It is important to know about the connection, or relationship that there
once was between Caesar and Pompey. When Crassus died, Pompey and Caesar were
left as twin rulers of Rome. As one could imagine, each wanted to be the only
ruler, so a struggle broke out between them. Caesar defeated Pompey and his army
in an important battle, and went on later to defeat Pompey's two sons. It is
after that fifth and last triumph, at the time they are celebrating, when the
play opens. To understand the play even better, one should be aware of Brutus'
(one of the conspirators against Caesar) ancestors, the Tarquins. Nearly five
hundred years before Caesar was even born, a cruel, unscrupulous leading family
had seized the riens of power and had set themselves up as kings. From that
point on, the people of Rome hated kings, and they bounded themselves together
by a solemn oath never to tolerate a monarch, and it was formally enacted into
law that if any man wish that the monarchy should be restored, he was to be
declared a public enemy and be put to death.

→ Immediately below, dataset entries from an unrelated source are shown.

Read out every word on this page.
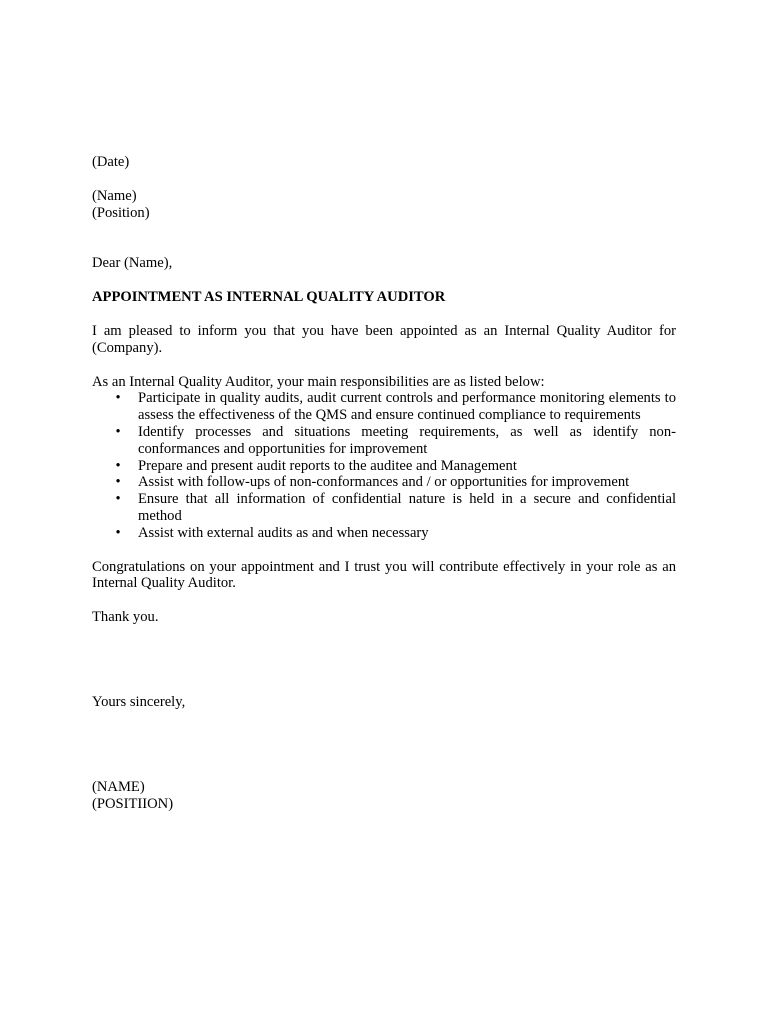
(Date)

(Name)

(Position)

Dear (Name),

APPOINTMENT AS INTERNAL QUALITY AUDITOR

I am pleased to inform you that you have been appointed as an Internal Quality Auditor for (Company).

As an Internal Quality Auditor, your main responsibilities are as listed below:

• Participate in quality audits, audit current controls and performance monitoring elements to assess the effectiveness of the QMS and ensure continued compliance to requirements
• Identify processes and situations meeting requirements, as well as identify non-conformances and opportunities for improvement
• Prepare and present audit reports to the auditee and Management
• Assist with follow-ups of non-conformances and / or opportunities for improvement
• Ensure that all information of confidential nature is held in a secure and confidential method
• Assist with external audits as and when necessary

Congratulations on your appointment and I trust you will contribute effectively in your role as an Internal Quality Auditor.

Thank you.

Yours sincerely,

(NAME)

(POSITIION)
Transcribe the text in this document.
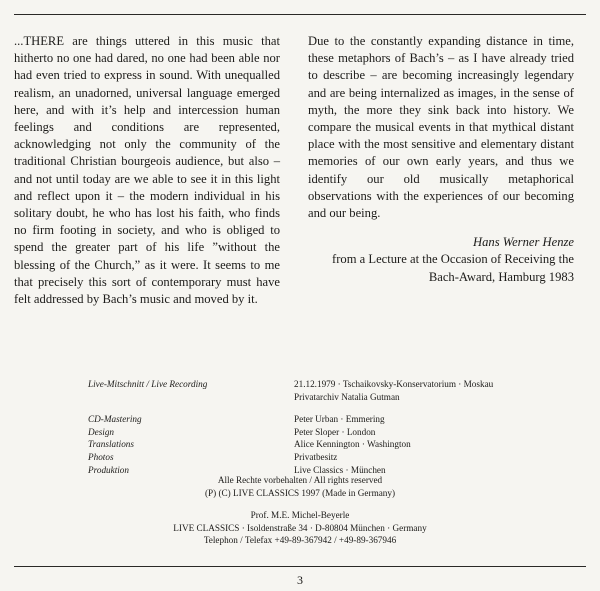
...THERE are things uttered in this music that hitherto no one had dared, no one had been able nor had even tried to express in sound. With unequalled realism, an unadorned, universal language emerged here, and with it’s help and intercession human feelings and conditions are represented, acknowledging not only the community of the traditional Christian bourgeois audience, but also – and not until today are we able to see it in this light and reflect upon it – the modern individual in his solitary doubt, he who has lost his faith, who finds no firm footing in society, and who is obliged to spend the greater part of his life ”without the blessing of the Church,” as it were. It seems to me that precisely this sort of contemporary must have felt addressed by Bach’s music and moved by it.

Due to the constantly expanding distance in time, these metaphors of Bach’s – as I have already tried to describe – are becoming increasingly legendary and are being internalized as images, in the sense of myth, the more they sink back into history. We compare the musical events in that mythical distant place with the most sensitive and elementary distant memories of our own early years, and thus we identify our old musically metaphorical observations with the experiences of our becoming and our being.

Hans Werner Henze
from a Lecture at the Occasion of Receiving the
Bach-Award, Hamburg 1983
Live-Mitschnitt / Live Recording	21.12.1979 · Tschaikovsky-Konservatorium · Moskau
Privatarchiv Natalia Gutman
CD-Mastering	Peter Urban · Emmering
Design	Peter Sloper · London
Translations	Alice Kennington · Washington
Photos	Privatbesitz
Produktion	Live Classics · München
Alle Rechte vorbehalten / All rights reserved
(P) (C) LIVE CLASSICS 1997 (Made in Germany)
Prof. M.E. Michel-Beyerle
LIVE CLASSICS · Isoldenstraße 34 · D-80804 München · Germany
Telephon / Telefax +49-89-367942 / +49-89-367946
3
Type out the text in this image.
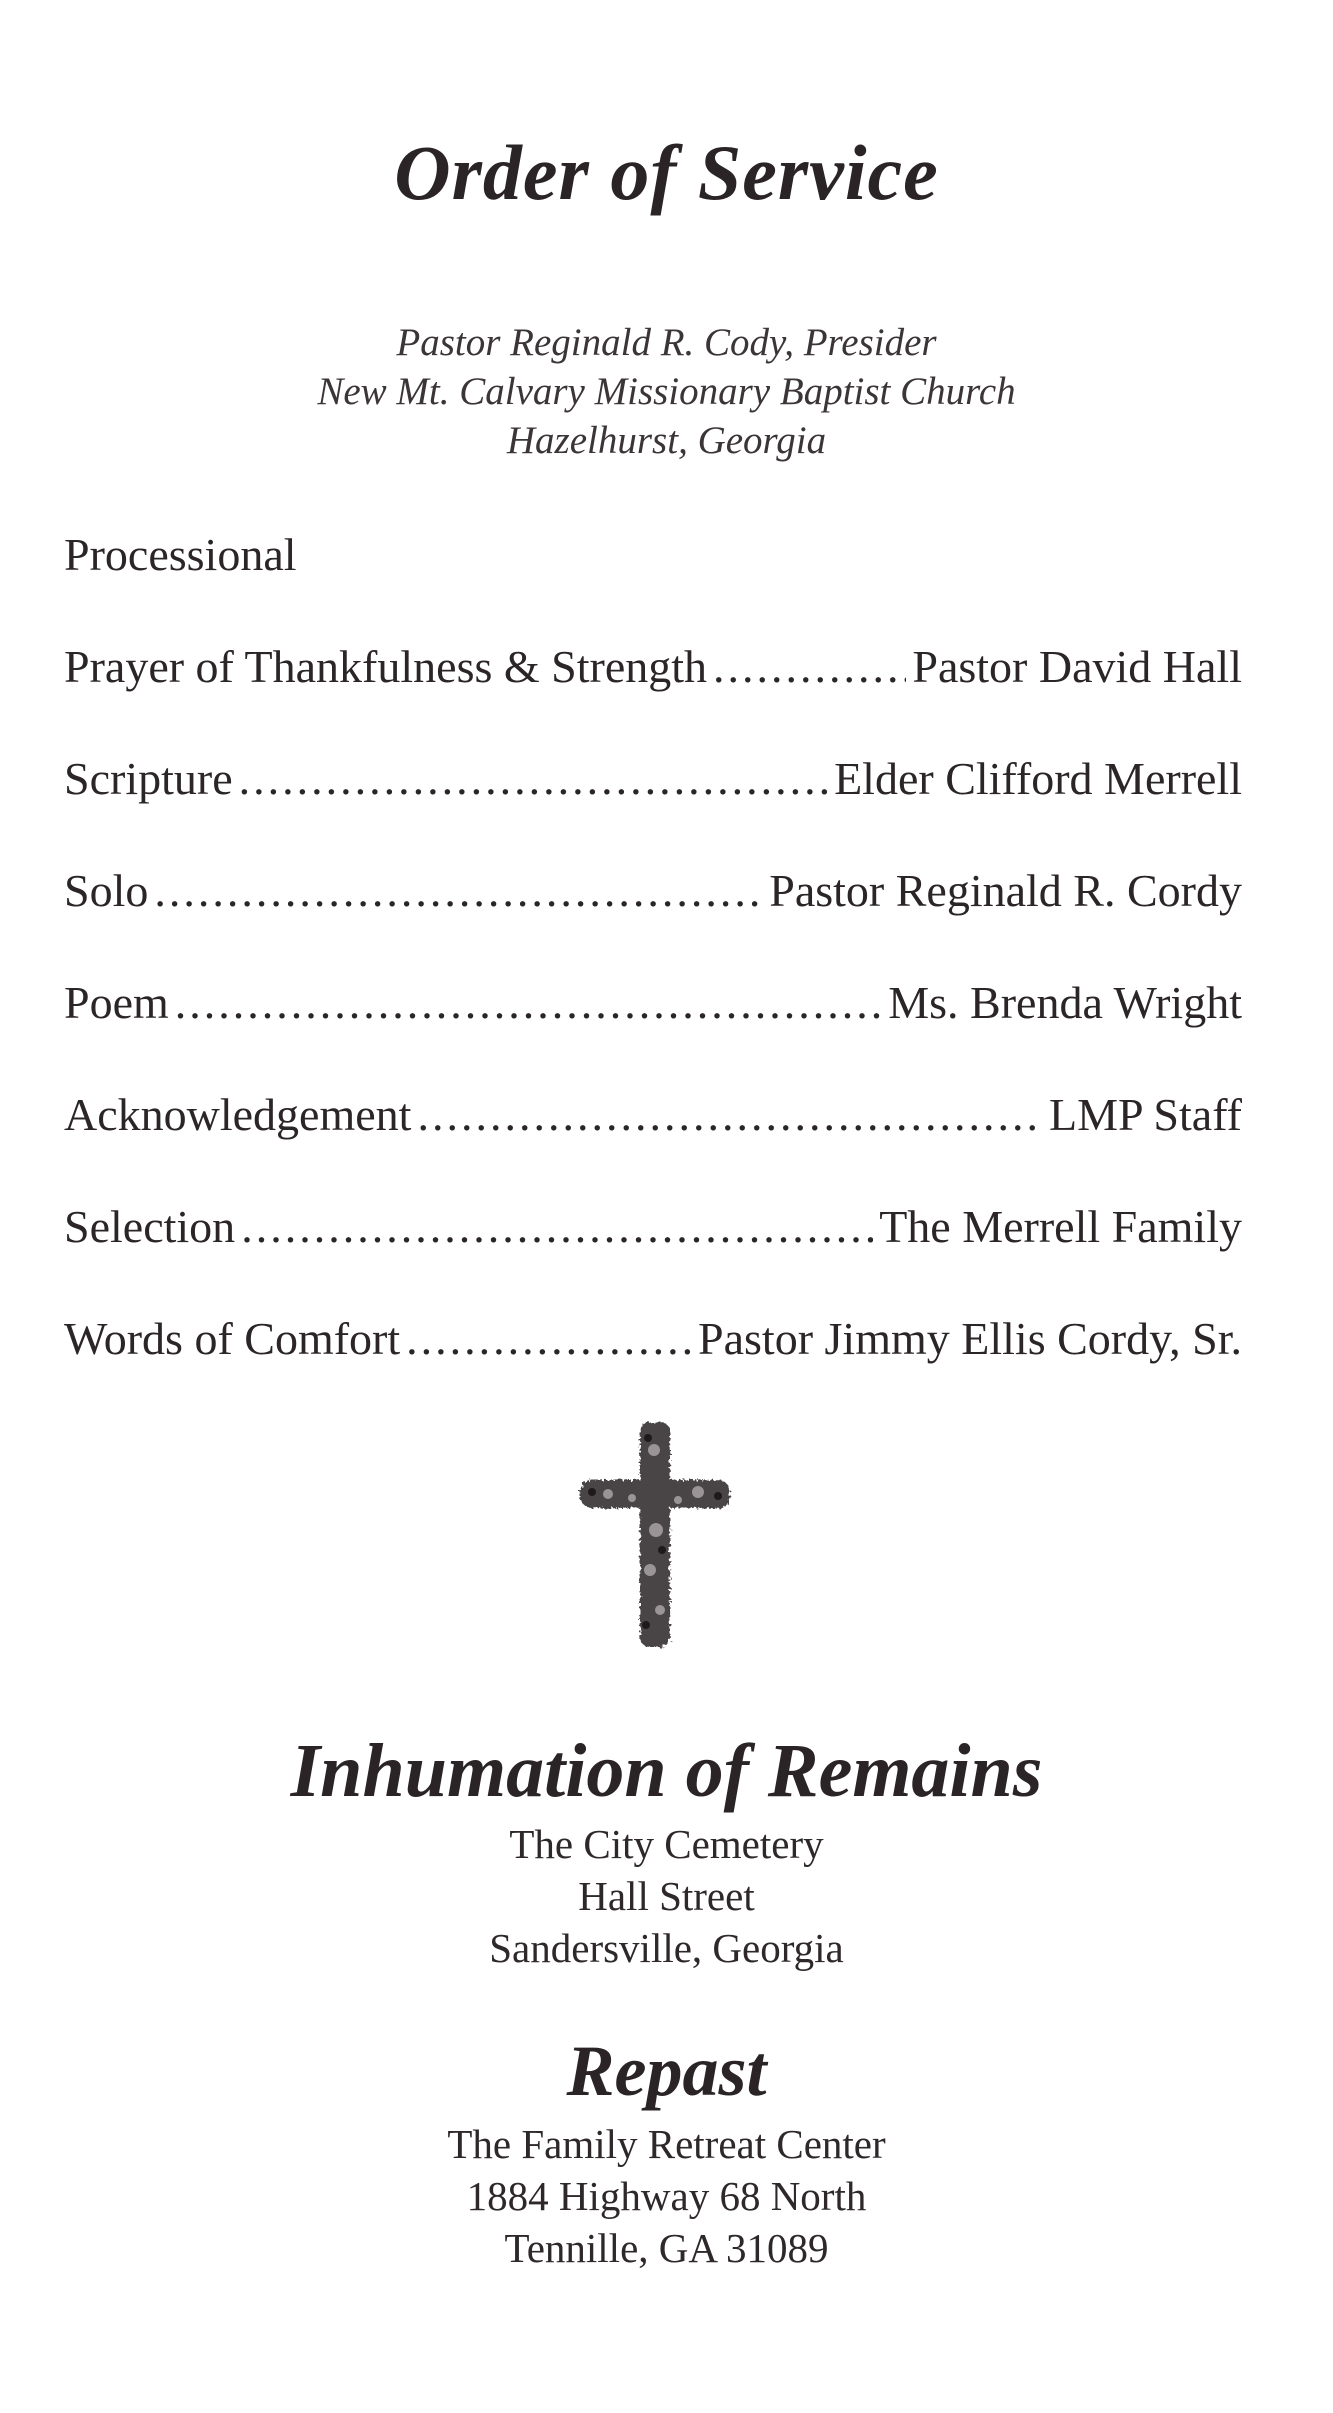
Order of Service
Pastor Reginald R. Cody, Presider
New Mt. Calvary Missionary Baptist Church
Hazelhurst, Georgia
Processional
Prayer of Thankfulness & Strength .....	Pastor David Hall
Scripture .....	Elder Clifford Merrell
Solo .....	Pastor Reginald R. Cordy
Poem .....	Ms. Brenda Wright
Acknowledgement .....	LMP Staff
Selection .....	The Merrell Family
Words of Comfort .....	Pastor Jimmy Ellis Cordy, Sr.
Inhumation of Remains
The City Cemetery
Hall Street
Sandersville, Georgia
Repast
The Family Retreat Center
1884 Highway 68 North
Tennille, GA 31089
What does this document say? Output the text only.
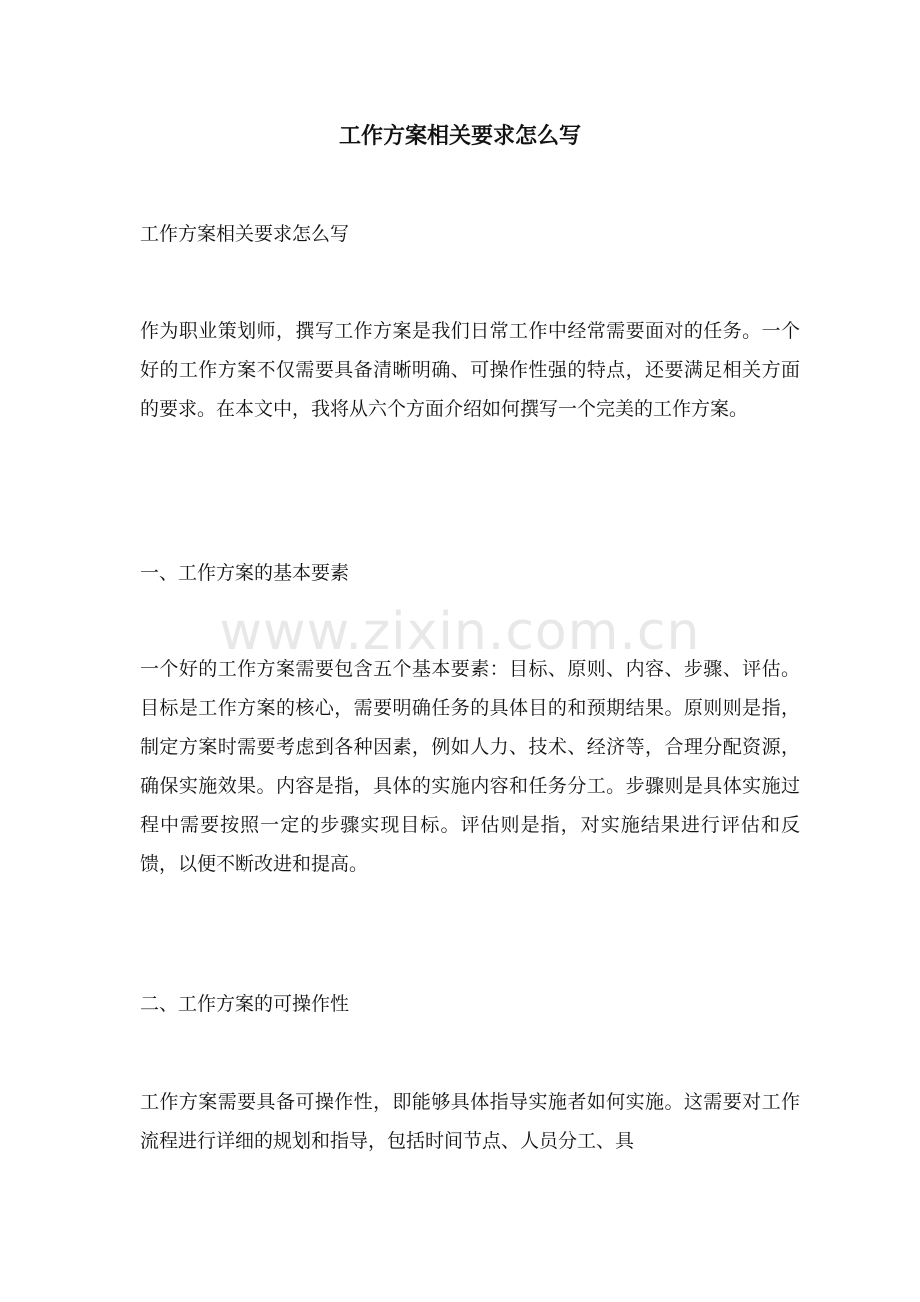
工作方案相关要求怎么写

工作方案相关要求怎么写

作为职业策划师，撰写工作方案是我们日常工作中经常需要面对的任务。一个好的工作方案不仅需要具备清晰明确、可操作性强的特点，还要满足相关方面的要求。在本文中，我将从六个方面介绍如何撰写一个完美的工作方案。

一、工作方案的基本要素

www.zixin.com.cn

一个好的工作方案需要包含五个基本要素：目标、原则、内容、步骤、评估。目标是工作方案的核心，需要明确任务的具体目的和预期结果。原则则是指，制定方案时需要考虑到各种因素，例如人力、技术、经济等，合理分配资源，确保实施效果。内容是指，具体的实施内容和任务分工。步骤则是具体实施过程中需要按照一定的步骤实现目标。评估则是指，对实施结果进行评估和反馈，以便不断改进和提高。

二、工作方案的可操作性

工作方案需要具备可操作性，即能够具体指导实施者如何实施。这需要对工作流程进行详细的规划和指导，包括时间节点、人员分工、具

Brutus and the rest of the conspirators had killed Caesar, but they made
an error, which was letting Mark Antony, one of Caesar's friends live. Antony
later united with Bepidus and Octavius, to go against Brutus, Cassius, and the
other conspirators. At the battle of Philippi, in Thrace, Brutus and Cassius
took their own lives when their army was destroyed. Just as Caesar and Pompey
had struggled for the world when Cassus died, so now when Bepidus died, Antony
and Octavius were left confronting each other. Octavius held Rome and Europe;
Antony held the East. Antony allied with Cleopatra and were planning to rule the
world from Alexandria, Cleopatra's capital. Their navies met Octavius' off the
shore of Actium, in Greece. Octavius conquered decisively, and both Antony and
Cleopatra, even as Brutus and Cassius had done eleven years before, took their
own lives rather than grace a Roman triumph. Again the blood of Caesar had
conquered.
All this information is very important for the true understanding of the
play. Without knowing some of this information, it is almost impossible to know
why all this is happening, and what all this means. That's why before reading
this play, one should first have a little background information about the
setting, plot, and have read a short summary of the play.